All national dailies reported extensively on the inauguration of the Biden administration, focusing on comments made by senior Japanese officials, including Prime Minister Suga, who said at the parliament yesterday: “The peaceful transition of power is extremely important. I hope the American people will go forward in unity.” Suga also tweeted early this morning: “Congratulations to President @JoeBiden and Vice President @KamalaHaris on your inauguration.
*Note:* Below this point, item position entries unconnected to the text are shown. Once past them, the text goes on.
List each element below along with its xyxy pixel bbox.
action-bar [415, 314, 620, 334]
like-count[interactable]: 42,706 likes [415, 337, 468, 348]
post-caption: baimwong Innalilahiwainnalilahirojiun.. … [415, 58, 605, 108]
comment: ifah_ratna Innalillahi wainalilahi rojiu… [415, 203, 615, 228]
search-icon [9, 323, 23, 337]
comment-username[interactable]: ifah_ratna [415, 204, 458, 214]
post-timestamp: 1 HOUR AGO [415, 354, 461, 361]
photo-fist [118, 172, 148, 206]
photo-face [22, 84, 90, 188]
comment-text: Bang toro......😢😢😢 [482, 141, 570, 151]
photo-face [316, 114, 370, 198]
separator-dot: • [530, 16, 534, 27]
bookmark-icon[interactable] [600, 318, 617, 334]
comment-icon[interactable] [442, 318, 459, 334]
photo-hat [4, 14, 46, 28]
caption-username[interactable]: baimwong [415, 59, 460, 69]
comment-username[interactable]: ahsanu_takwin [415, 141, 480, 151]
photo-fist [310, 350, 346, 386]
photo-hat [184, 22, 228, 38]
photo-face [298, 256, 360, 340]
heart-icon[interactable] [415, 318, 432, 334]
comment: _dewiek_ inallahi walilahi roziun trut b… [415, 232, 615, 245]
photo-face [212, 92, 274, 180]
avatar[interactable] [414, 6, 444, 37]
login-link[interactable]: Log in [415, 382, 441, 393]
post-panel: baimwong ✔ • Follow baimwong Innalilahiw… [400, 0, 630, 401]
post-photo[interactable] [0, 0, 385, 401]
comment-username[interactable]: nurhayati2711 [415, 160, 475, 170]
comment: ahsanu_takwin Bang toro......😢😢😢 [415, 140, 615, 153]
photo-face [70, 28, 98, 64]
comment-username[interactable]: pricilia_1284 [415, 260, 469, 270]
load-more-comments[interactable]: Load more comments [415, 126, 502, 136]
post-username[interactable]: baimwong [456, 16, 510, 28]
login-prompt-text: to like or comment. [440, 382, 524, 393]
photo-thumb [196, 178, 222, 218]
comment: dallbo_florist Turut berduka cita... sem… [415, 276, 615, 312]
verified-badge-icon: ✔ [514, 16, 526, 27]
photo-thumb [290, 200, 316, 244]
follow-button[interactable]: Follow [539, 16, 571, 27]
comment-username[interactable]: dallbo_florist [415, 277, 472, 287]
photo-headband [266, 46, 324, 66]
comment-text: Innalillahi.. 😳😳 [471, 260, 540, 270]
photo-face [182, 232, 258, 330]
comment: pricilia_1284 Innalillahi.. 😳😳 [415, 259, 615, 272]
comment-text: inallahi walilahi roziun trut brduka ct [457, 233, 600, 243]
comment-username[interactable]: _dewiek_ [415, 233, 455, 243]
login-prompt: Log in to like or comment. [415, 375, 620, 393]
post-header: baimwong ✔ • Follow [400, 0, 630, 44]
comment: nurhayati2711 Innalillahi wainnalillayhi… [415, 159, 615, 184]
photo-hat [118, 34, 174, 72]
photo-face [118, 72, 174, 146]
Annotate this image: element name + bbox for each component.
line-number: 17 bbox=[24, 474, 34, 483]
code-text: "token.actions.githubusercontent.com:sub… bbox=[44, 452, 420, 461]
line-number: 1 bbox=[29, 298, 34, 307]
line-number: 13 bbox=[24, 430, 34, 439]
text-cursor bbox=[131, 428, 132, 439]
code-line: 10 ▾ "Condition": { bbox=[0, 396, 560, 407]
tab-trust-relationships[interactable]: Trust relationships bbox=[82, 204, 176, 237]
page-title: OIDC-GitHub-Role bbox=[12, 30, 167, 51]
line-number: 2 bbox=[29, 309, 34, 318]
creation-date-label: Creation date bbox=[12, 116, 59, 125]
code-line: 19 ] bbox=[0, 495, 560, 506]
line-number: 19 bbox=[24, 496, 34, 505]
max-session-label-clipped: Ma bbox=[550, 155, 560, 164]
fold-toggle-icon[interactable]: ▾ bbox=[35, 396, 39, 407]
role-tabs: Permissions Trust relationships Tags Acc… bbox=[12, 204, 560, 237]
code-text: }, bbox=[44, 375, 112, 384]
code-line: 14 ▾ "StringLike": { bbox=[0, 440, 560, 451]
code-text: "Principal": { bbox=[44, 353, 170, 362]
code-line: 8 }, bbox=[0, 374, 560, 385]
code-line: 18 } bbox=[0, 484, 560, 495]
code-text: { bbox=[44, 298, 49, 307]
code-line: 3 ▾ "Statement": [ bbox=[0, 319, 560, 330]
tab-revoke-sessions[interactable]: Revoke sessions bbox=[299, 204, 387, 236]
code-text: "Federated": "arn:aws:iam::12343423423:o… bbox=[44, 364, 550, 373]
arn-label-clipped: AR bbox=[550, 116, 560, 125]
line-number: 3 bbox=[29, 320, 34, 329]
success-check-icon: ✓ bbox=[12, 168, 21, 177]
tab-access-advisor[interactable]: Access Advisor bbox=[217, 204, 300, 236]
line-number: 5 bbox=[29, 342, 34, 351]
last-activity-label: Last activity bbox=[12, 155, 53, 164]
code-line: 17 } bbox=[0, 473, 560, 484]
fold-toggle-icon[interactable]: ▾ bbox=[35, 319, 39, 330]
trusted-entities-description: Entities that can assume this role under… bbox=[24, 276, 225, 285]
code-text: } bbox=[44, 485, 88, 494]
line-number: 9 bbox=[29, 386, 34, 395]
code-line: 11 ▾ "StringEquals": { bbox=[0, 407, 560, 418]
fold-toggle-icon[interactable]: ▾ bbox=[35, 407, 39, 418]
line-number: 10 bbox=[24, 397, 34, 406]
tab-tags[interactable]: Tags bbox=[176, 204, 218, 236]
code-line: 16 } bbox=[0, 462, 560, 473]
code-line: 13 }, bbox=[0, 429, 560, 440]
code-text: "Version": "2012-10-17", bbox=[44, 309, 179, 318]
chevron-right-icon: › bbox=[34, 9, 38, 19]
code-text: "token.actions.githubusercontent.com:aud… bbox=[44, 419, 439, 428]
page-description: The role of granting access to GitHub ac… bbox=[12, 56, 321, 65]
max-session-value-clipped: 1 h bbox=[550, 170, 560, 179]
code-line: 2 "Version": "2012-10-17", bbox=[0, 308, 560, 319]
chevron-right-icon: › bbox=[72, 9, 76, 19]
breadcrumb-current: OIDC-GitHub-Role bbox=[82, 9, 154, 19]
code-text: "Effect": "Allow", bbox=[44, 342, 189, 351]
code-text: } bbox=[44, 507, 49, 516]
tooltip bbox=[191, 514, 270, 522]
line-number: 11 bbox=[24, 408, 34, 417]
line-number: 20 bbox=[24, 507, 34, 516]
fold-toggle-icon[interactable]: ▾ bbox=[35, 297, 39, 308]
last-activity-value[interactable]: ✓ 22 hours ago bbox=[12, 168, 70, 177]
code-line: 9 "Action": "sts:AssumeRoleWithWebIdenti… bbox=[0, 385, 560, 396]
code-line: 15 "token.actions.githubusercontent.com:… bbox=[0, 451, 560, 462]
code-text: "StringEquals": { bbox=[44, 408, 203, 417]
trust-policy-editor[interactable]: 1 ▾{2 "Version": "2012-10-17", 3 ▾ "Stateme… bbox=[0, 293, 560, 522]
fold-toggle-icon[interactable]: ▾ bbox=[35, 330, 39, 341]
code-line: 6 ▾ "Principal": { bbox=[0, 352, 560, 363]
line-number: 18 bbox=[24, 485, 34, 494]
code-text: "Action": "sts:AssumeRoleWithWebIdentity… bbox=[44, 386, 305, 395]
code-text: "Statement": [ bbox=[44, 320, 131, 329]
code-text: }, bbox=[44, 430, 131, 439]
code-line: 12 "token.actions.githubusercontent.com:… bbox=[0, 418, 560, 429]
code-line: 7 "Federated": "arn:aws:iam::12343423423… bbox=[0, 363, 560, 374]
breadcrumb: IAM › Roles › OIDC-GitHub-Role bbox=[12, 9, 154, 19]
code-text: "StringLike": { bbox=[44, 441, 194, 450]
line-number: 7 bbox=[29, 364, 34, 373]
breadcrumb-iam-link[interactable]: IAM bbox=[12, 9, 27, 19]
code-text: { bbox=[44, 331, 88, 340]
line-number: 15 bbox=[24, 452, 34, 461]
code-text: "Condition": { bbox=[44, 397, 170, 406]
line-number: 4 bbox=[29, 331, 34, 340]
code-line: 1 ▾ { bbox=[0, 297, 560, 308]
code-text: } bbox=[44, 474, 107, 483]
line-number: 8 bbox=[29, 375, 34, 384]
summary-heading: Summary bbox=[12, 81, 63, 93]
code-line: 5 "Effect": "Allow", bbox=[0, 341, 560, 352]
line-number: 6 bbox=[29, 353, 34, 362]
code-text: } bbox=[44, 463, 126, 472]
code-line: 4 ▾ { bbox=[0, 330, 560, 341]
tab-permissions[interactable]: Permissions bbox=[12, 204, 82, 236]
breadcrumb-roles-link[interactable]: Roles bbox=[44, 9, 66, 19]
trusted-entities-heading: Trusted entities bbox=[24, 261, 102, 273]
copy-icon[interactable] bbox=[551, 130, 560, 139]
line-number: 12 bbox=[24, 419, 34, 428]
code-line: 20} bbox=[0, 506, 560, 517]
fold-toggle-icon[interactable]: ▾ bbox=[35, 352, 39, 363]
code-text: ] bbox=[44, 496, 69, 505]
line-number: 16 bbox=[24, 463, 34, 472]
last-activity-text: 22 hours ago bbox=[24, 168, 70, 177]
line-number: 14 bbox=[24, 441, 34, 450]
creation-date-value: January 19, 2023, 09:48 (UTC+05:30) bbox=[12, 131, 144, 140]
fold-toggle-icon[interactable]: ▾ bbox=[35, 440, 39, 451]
Japan and the United States are allies tied firmly by bonds and shared universal values… I look forward to working with you and your team to reinforce our alliance and to realize a Free and Open Indo-Pacific.” 


Chief Cabinet Secretary Kato told the press on Wednesday: “The U.S.-Japan alliance is the cornerstone of Japan’s foreign and security policy and constitutes a foundation for peace and prosperity in the Indo-Pacific region and the international community…. Support for the bilateral alliance is bipartisan in the U.S. Washington will continue to attach importance to Japan.”  The top government spokesman went on to say: “We would like to conduct close coordination with the new administration on common challenges facing the international community, such as the realization of a free and open Indo-Pacific, the coronavirus pandemic, and climate change.”  


Mainichi wrote that the GOJ regards the Biden administration as being “pro-Japan” in view of the appointment of Kurt Campbell as the White House coordinator for Indo-Pacific and President Biden’s statement reaffirming the U.S. commitment to the defense of the Senkakus during a teleconference with Prime Minister Suga after his victory in the presidential election in November. The paper added, however, that it is uncertain whether the Biden administration will continue to attach importance to Japan. The daily expressed the view that unlike President Trump, who favored a bilateral approach, President Biden is inclined to pursue international coordination, and this could result in a decline in Japan’s presence on Washington’s radar. The paper speculated that the Biden administration’s top foreign policy priority is to improve ties with Europe, which were undermined by the Trump administration. Because President Biden prefers to take a “bottom-up” approach to decision-making by carefully listening to his advisers’ counsel, Mainichi said it will be critical for Japan to strengthen communications between MOFA and the State Department.